Listen man... if it has a 10 amp fuse it needs a 10 amp fuse. You have heard the saying "A chain is only as strong as it's weakest link"; well the fuse is designed to be the weakest link in any electrical system. If something is "Gonna Blow", you want it to be the fuse. The wiring harness is designed and laid out with it's load in mind. In other words if a load (light, fan, guage, wiper etc...) has a load of say 15 amps, the engineers will rate the wire for say 25 amps but put fuse in line that is 20 amps. That gives the system a little play room just in case a stick gets jammed in the wiper motor or something. It will run up to 20 amps, break the stick and no damage done... But say for instance the stick doesn't break (the load gets
to much for the little motor) and the amperage goes up to 21 amps, then the fuse opens (burns). You go to turn the wipers on, they don't work, you see the stick, pull it out, replace the fuse, no harm done. But if you put a 30 amp fuse where it is designed to be a 20 then the weak point becomes (you guessed it) the wire, and then unfortunatley the wire that feeds the wiper is in a harness (bundle) that also has the wires that go to the blinkers, headlights etc... and that one little wiper wire gets hot enough to burn into several of the other wires. And then guess what. You have a little bit bigger problem on your hands, now all the wires are burnt. All because you upsized a fuse... hum, so now what do you do.

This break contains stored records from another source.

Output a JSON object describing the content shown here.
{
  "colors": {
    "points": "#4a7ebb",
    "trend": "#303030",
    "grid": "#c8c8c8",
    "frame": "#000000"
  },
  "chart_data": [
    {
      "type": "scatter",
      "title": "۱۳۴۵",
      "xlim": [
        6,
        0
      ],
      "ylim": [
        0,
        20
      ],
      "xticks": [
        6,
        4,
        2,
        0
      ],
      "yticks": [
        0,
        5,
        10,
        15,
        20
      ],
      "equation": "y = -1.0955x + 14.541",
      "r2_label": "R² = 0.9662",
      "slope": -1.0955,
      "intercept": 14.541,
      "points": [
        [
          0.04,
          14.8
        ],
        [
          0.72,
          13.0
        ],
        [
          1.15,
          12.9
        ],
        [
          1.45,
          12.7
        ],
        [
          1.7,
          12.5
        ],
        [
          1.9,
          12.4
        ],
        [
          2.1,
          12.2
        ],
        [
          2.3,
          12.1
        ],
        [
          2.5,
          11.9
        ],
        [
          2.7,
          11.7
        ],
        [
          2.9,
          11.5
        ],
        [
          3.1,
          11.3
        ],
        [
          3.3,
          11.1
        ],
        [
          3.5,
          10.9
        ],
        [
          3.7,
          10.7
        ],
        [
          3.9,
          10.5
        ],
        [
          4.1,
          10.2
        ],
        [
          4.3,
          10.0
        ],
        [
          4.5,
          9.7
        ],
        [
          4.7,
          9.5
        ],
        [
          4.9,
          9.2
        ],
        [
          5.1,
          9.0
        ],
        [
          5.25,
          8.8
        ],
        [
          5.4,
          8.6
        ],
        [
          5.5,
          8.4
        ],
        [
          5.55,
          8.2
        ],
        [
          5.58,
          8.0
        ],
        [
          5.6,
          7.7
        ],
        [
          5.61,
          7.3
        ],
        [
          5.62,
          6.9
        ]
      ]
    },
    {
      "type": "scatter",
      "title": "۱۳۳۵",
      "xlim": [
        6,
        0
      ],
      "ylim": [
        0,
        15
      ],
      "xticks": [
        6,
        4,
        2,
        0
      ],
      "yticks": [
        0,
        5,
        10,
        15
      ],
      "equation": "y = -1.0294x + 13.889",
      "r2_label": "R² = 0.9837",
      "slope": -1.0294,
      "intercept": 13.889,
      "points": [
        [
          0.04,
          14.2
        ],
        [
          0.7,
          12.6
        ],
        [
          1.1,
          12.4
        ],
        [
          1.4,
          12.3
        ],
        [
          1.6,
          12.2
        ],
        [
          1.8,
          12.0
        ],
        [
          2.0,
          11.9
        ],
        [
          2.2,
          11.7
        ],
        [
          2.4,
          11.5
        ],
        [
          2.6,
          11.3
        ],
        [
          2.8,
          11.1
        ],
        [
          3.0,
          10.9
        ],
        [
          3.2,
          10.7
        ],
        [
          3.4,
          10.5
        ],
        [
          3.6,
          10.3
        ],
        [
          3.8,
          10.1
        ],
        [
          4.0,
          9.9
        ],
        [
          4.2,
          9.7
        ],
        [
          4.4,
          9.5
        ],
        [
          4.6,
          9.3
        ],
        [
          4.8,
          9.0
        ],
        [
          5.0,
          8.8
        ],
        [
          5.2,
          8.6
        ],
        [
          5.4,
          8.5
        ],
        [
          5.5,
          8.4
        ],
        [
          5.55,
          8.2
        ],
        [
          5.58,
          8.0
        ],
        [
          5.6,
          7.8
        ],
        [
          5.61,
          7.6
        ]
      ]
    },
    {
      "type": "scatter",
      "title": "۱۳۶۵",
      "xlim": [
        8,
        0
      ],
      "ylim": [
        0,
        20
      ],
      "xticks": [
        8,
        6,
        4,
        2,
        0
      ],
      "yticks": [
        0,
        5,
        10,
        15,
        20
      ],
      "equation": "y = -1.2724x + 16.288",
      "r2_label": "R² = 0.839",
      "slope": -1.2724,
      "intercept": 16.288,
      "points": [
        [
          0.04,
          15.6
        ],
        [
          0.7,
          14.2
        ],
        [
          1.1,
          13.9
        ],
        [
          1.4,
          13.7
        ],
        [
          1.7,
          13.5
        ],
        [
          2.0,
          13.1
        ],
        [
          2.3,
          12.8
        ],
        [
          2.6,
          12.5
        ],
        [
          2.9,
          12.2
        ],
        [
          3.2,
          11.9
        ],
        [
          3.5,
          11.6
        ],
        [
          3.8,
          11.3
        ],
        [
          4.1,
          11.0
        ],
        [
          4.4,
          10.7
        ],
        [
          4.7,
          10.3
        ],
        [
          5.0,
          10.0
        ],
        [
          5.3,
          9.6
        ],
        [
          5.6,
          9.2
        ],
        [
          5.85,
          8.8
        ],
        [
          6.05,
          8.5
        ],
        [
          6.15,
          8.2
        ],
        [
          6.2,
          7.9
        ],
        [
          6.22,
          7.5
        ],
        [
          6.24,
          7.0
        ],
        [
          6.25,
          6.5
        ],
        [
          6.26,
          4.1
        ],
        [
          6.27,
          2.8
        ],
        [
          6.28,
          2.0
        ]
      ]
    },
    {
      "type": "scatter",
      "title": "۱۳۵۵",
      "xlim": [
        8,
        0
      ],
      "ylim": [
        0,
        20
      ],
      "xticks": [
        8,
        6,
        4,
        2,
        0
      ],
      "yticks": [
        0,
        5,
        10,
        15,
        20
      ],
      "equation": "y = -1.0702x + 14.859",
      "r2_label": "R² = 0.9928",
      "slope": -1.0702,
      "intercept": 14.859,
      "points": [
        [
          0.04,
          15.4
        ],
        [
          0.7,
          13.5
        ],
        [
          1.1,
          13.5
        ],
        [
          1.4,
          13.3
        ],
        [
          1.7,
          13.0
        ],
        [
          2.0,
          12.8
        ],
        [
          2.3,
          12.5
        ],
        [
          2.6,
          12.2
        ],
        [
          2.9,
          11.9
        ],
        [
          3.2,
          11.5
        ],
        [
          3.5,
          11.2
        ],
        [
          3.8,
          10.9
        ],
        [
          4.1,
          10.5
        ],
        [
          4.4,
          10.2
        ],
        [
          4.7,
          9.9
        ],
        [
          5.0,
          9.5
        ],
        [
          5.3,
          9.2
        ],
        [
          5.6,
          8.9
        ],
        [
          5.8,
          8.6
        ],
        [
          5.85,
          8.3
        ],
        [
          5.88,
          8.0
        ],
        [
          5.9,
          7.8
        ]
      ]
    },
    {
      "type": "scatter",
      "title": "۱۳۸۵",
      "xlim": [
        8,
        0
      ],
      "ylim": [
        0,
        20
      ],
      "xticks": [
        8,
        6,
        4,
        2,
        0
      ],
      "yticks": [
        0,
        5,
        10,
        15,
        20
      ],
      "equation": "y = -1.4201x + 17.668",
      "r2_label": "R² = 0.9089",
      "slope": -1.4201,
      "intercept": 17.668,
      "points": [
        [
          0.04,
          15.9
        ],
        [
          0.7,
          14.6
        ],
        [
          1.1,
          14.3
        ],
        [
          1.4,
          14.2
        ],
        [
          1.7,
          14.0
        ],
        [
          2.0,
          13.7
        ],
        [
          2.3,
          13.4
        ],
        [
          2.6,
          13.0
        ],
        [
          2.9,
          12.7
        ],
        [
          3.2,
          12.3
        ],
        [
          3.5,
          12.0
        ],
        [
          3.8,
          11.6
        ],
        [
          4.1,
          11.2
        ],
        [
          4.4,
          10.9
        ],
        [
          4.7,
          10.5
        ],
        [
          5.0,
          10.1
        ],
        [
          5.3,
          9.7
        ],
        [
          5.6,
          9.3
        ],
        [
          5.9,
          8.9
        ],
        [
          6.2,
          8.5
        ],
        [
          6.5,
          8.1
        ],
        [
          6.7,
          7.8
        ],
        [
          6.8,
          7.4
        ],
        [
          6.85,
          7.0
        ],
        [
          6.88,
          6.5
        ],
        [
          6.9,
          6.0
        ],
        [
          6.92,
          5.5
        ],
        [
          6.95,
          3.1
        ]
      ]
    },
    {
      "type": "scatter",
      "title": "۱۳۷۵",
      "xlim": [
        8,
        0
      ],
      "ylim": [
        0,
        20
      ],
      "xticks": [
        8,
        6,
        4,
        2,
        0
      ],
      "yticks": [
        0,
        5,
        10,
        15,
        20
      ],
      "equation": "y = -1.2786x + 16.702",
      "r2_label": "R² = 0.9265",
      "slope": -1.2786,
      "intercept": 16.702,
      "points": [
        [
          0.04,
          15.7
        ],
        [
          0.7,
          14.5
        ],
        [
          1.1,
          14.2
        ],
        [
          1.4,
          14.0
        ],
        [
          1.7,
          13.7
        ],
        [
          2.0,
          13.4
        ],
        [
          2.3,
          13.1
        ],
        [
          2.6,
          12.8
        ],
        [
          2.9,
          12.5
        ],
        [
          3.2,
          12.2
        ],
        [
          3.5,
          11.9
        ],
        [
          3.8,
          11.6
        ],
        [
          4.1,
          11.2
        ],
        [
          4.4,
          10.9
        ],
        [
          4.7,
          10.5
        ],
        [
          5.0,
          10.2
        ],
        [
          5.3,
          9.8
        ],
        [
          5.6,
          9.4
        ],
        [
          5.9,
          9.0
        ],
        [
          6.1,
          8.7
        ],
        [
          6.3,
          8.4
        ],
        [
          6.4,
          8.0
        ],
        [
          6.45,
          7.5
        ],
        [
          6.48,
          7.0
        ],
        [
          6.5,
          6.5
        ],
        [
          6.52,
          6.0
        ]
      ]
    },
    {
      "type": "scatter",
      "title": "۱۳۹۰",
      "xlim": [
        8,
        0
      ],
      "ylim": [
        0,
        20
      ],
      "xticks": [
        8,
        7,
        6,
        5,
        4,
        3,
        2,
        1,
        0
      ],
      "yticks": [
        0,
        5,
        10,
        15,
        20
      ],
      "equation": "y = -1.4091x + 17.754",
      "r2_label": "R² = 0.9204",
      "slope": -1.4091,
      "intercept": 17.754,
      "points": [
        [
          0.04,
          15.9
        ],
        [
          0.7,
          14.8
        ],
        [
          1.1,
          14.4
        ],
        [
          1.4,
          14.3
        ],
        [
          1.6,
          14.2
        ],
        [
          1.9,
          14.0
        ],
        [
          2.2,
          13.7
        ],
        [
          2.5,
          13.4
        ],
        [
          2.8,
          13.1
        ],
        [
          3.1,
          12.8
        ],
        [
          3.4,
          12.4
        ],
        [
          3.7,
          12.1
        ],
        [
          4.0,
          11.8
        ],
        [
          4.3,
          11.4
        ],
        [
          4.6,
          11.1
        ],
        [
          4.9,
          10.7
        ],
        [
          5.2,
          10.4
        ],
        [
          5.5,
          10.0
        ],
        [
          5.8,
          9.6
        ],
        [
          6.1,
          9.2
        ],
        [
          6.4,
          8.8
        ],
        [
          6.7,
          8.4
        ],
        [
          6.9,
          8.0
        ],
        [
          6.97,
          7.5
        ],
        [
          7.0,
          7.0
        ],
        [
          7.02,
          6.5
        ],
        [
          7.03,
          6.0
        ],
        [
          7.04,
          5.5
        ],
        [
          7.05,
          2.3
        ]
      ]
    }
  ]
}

I would suggest taking all the fuses out and setting up a meter to check for amperage load from the battery. As you put each fuse back in and (by the way, the load has to be turned on, unless it is shorted (burnt into something that will ground it)) check the amp draw. This will help you to determine which circuit is shorted, ground or open.
Look, NO MORE oversized fuses... It popped for a reason.
I do not know it all and yes, unless our dear old Daddy told us otherwise, we have all made that mistake.